YOUR SOLIN GENERATED RECIPE
Protein-Packed Turkey Bolognese with Zucchini Noodles
Savor a hearty bowl of turkey bolognese reinvented over fresh zucchini noodles. This vibrant dish marries lean ground turkey with a medley of garden vegetables and aromatic herbs, finished with a sprinkle of Parmesan for added indulgence. A satisfying, nutrient-dense meal perfect for those mindful of protein and calorie goals.
INGREDIENTS
5 ounces Lean Ground Turkey
1 medium Zucchini
1 cup Diced Tomatoes (No Salt Added)
1/4 cup chopped Onion
1/2 cup sliced Mushrooms
1/2 medium Carrot (grated)
2 teaspoons Olive Oil
1 clove Garlic
2 tablespoons Fresh Basil (chopped)
2 tablespoons Grated Parmesan Cheese
PREPARATION
Using a spiralizer or peeler, create noodles from the zucchini and set aside.

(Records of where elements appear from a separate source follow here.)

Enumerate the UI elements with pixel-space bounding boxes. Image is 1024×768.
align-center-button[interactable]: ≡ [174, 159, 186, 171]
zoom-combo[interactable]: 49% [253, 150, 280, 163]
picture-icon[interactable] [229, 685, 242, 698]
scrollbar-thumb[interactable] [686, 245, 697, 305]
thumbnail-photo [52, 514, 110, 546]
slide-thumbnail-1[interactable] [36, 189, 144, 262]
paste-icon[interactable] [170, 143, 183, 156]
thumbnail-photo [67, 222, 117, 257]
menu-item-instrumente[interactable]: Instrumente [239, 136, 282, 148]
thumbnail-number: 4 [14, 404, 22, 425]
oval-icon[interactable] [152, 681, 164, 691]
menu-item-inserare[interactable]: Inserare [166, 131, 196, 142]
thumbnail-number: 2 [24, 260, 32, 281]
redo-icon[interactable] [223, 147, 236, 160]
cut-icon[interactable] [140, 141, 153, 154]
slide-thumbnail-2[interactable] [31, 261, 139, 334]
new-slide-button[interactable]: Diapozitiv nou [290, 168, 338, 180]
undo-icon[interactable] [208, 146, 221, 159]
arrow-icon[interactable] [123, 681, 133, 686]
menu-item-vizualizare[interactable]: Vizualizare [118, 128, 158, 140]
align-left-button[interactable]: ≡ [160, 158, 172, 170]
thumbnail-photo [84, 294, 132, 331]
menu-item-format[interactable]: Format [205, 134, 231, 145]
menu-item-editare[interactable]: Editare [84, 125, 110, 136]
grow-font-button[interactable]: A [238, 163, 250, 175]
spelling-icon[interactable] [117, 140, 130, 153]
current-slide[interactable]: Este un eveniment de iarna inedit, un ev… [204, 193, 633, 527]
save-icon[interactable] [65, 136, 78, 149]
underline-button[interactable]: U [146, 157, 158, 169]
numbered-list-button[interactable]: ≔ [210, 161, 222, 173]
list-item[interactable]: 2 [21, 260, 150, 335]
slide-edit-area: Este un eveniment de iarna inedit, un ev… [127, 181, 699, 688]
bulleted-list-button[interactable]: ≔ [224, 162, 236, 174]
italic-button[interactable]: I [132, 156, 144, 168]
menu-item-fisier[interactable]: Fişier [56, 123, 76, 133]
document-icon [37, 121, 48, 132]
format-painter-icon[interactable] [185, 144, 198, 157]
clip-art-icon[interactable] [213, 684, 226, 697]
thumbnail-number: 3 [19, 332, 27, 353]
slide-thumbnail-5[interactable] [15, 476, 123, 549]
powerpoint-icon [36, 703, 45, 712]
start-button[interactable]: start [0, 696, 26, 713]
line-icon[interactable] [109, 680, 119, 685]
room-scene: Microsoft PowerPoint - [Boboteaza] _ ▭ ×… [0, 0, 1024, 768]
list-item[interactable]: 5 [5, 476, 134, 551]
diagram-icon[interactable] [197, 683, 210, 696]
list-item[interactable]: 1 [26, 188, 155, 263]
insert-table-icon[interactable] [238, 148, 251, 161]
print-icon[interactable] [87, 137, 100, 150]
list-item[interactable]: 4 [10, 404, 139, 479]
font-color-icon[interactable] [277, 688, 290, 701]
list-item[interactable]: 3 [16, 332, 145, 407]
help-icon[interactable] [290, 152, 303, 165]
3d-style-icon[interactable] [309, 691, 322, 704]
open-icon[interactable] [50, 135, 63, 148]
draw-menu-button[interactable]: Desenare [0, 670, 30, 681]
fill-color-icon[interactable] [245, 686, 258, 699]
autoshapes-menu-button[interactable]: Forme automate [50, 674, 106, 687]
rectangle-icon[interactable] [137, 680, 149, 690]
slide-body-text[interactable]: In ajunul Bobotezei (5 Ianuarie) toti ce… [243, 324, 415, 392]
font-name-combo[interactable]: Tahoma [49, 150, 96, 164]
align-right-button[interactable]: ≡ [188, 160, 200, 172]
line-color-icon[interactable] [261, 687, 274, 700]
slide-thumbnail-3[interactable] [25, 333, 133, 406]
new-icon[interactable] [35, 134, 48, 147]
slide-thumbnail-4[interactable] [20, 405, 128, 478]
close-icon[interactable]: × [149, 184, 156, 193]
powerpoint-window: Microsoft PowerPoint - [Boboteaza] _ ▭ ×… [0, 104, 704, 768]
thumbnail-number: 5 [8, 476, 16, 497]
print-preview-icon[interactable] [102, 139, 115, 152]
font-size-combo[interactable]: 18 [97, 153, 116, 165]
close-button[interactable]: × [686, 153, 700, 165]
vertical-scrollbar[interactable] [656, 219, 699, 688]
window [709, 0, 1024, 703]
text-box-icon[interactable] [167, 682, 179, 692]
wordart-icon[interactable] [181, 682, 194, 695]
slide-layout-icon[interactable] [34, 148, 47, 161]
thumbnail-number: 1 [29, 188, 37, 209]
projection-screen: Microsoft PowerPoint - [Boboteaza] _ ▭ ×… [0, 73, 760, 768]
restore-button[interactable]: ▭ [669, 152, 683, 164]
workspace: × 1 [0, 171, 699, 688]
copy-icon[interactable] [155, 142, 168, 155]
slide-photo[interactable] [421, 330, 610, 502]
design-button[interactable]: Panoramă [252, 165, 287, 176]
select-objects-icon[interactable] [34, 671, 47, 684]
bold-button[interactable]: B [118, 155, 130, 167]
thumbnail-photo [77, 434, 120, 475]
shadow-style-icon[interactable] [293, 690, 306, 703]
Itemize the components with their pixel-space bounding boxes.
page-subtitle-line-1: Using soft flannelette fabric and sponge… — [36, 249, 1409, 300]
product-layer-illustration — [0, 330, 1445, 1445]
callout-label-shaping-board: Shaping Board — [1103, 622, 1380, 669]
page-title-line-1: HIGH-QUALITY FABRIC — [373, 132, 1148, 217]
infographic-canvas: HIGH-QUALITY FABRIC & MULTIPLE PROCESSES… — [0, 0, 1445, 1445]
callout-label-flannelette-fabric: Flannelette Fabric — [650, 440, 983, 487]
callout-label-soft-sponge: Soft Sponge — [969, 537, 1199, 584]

Heat one teaspoon of olive oil in a pan over medium heat. Sauté the chopped onion, garlic, mushrooms, and grated carrot until softened, about 3-4 minutes.
Add the lean ground turkey to the pan, breaking it up with a spatula. Cook until the turkey is browned and cooked through, about 5-6 minutes.
Stir in the diced tomatoes and bring the mixture to a simmer. Let it cook for an additional 5 minutes so the flavors meld.
Season with salt, pepper, and stir in the chopped fresh basil.
In a separate skillet, heat the remaining teaspoon of olive oil over medium heat and lightly toss the zucchini noodles for 2 minutes just to warm them without overcooking.
Plate the zucchini noodles and top with the turkey bolognese. Sprinkle grated Parmesan cheese on top before serving.